While the house definitely featured lots of bling, we were impressed by its livability. While I couldn’t imagine myself in an office large enough to accommodate two desks (Edith, actually), the house was chock-full of playful touches that were less palace and more home.
Edith’s and Charles’s youngest daughter, Mairi, was nearly 20 years younger than the other children, and she lived at Mount Stewart until her death in 2009 at the age of 88. Mairi’s daughter still lives in the house, which was turned over to the National Trust in 1977, following the bequest of the gardens in 1957.

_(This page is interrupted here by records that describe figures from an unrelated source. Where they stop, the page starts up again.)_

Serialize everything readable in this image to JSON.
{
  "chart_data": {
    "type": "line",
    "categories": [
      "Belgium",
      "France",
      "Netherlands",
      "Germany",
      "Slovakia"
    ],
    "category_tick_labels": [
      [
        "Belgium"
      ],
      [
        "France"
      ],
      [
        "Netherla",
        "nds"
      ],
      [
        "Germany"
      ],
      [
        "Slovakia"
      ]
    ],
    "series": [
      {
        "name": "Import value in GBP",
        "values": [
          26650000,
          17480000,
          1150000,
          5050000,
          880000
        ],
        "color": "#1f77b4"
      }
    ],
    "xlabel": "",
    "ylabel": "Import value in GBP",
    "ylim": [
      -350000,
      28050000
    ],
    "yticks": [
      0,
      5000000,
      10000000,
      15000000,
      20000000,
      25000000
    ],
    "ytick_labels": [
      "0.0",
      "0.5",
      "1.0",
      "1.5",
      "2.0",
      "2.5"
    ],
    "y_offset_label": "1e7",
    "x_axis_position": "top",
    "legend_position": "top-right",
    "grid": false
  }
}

The house was closed for three years while undergoing an 8-million-pound restoration, which brought back the original sandstone floors in the expansive entrance parlour.
Stay for the gardens
But the impressive gardens are the main draw, for tourists as well as the locals who picnic, play football, walk their dogs and generally enjoy the day in the full sun or in the shade of numerous trees. The heady fragrance of blossoms greeted us in the formal garden in front of the house, and splashes of colour could be glimpsed at every turn of the head.
Playful statuary and topiary create whimsical combinations, as do the gardens themselves. Declan particularly liked the Hand of Ulster flower arrangement the color and shape of a red hand. Topiaries of a ship and statuary of a dinosaur were also favorites.
A one-mile walk around the lake provided new views of the house and grounds. On the back side of the lake, the colorful blooms and bushes were reflected on the water, creating shimmering mirror images. Under Edith’s direction, the lake was expanded, and she installed several new gardens, including the shamrock garden, Italian garden and a special garden for Lady Mairi.
We likely would have stayed longer, but Marilynn wanted to look up a friend in Portaferry and we needed to return the rental car. Mount Stewart, like Rowallane Gardens the day before, definitely did not disappoint.